Saçma Bir Bileşim: Yeni Hayat ve Ders Çalışamamak

Yapmak zorunda oldukların vardır. Bir de asla yapamayacakların. Bazı insanlar için bu ikisi kesişir kimi noktalarda. O noktalar da zehir eder pek çok leziz muhtevayı.

Ben bu akşam çalışmak istemedim. Yarın şehir dışına çıkıyorum. Çalışmamam bazı durumları sarpa sardırdı. Ama durmayı istediğim çizgide duruyorum. Her ne olursa olsun, azıcık bir huzur demek bu.

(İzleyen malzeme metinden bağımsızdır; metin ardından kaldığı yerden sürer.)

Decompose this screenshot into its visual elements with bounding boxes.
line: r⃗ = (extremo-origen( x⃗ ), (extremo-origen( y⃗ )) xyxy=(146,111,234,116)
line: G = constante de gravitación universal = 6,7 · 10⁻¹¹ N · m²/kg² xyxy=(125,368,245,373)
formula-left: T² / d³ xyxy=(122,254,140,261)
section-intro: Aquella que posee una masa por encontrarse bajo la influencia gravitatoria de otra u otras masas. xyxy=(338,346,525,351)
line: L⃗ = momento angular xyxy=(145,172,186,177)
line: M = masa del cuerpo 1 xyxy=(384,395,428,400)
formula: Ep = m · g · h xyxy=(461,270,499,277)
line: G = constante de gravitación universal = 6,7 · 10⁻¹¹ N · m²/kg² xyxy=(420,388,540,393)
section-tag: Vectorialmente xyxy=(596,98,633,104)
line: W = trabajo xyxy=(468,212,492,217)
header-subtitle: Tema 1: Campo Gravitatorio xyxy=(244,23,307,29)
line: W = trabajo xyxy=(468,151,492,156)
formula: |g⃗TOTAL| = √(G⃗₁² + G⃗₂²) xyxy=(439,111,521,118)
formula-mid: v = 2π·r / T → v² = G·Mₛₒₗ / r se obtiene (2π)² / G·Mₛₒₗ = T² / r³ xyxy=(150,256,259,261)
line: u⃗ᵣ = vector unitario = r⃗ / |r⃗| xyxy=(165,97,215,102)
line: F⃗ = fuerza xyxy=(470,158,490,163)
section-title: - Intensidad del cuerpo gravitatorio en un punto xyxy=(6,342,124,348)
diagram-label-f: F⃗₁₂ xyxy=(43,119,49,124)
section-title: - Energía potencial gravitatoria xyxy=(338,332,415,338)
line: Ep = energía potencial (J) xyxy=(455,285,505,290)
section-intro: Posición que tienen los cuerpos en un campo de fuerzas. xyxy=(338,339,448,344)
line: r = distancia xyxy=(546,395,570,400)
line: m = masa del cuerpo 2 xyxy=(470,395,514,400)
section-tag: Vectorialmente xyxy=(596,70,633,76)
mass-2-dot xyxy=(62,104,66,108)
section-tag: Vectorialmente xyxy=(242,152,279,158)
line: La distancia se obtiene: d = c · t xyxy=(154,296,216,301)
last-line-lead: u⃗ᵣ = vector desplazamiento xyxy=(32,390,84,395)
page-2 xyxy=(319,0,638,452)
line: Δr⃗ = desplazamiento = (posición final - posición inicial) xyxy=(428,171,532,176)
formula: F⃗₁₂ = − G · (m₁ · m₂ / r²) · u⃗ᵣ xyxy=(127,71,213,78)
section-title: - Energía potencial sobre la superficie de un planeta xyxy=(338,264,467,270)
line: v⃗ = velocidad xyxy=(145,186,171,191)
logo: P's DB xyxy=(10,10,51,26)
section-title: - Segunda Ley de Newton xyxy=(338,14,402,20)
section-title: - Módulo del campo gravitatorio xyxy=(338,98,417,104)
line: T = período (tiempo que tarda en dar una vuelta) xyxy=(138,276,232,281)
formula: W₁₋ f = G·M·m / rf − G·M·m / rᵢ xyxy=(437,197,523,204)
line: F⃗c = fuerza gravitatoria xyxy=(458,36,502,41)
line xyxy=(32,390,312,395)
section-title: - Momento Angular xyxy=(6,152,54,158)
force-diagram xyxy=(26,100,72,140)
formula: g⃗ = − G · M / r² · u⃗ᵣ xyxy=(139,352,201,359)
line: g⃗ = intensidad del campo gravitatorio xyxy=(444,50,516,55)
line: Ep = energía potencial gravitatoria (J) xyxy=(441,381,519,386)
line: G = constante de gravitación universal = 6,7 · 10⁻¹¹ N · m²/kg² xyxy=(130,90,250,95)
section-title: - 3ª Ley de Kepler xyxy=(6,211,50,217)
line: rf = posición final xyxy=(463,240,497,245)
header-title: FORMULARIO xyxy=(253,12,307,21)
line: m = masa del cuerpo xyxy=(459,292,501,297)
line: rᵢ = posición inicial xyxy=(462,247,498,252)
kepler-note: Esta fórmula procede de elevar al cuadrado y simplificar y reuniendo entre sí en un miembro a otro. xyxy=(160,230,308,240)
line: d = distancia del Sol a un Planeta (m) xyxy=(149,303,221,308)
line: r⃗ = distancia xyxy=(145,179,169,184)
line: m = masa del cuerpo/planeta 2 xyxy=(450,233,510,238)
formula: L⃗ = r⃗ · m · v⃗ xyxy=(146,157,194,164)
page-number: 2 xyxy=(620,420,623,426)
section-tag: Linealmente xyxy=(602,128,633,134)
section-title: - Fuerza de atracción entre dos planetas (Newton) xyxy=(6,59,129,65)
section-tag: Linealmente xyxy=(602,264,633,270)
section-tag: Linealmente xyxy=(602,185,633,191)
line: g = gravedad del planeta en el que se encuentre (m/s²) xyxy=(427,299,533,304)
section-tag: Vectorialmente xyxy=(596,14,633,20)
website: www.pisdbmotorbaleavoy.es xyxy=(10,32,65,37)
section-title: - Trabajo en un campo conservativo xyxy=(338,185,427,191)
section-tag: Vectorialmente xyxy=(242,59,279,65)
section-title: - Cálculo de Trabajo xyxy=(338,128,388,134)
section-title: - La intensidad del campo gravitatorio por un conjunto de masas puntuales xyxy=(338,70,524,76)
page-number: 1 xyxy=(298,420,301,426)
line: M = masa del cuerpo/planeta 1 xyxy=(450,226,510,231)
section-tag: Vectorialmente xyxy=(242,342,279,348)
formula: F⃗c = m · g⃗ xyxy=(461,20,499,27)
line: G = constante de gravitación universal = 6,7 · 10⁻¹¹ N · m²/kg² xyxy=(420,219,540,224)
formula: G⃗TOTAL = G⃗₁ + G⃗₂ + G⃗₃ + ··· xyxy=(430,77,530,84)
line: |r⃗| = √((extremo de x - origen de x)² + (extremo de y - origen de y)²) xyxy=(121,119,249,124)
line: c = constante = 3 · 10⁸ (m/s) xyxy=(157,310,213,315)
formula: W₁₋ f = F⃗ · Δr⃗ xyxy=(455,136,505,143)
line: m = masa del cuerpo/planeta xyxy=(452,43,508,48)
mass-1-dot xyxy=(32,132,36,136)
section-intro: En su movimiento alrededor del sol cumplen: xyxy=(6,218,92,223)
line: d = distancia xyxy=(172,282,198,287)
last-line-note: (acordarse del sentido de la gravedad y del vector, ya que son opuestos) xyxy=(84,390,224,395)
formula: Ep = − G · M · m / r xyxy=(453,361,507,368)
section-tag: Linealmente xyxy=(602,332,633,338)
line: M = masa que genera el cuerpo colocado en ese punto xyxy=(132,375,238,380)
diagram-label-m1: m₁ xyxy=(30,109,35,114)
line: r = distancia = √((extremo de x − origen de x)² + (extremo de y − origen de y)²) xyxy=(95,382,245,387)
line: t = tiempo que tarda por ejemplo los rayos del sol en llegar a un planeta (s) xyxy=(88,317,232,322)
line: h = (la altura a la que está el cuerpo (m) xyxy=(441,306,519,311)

Şehir dışına çıkmak demek uzun yol demek ey insan. bak sana ne hatırlatıcam:





Orhan Pamuk, "Yeni Hayat". Melek aramaya yola çıkmak. Okuyan için açık tabii bu söylediğim. Zaten bir romandan bahis açınca ister istemez okuyanı karşına oturtuyorsun, diğer insanlarımın canları sıkılabilir zira.


Bu yandaki resimde, hem şeytan var hem de melek. Öyle imiş. Ben çok etkilendim. Aslında "Yeni Hayat" bahsine uygun müzmin bir melek arıyordum. Bir melek yüzü. Ama gördüğüm bütün melek tasvirleri canımı sıktı. Kalbim sıkıştı, buruldu böyle. Neon ışıkları ile, karamela kağıtları ile dolu bir dünyada, Orhan Pamuk için melek biraz böyle bir şeydi galiba. şeytanın dibinde, burnunun ucunda, neresindeyse artık işte; şeytana rağmen parlayan bir şey. Hoş, etik bir yüklemesi de yoktu Pamuk'un "melek"e. Ama nihayet "melek" diyor işte...

Yarın uzun yollar boyunca uzun uzun gene düşüneceğim eminim: "Kaza?". "Yeni Hayat"ı okuduğumdan beri böyle. Hiçbir uzun yol bu romanı, kazayı, meleği düşünmeden geçmedi. Bu sefer İzmir'e. Peki bakalım.

Ders çalışmadım. Ama sabah kalkıp meleği düşüneceğim. 8 saat. Hava muhalefetinden uzamazsa.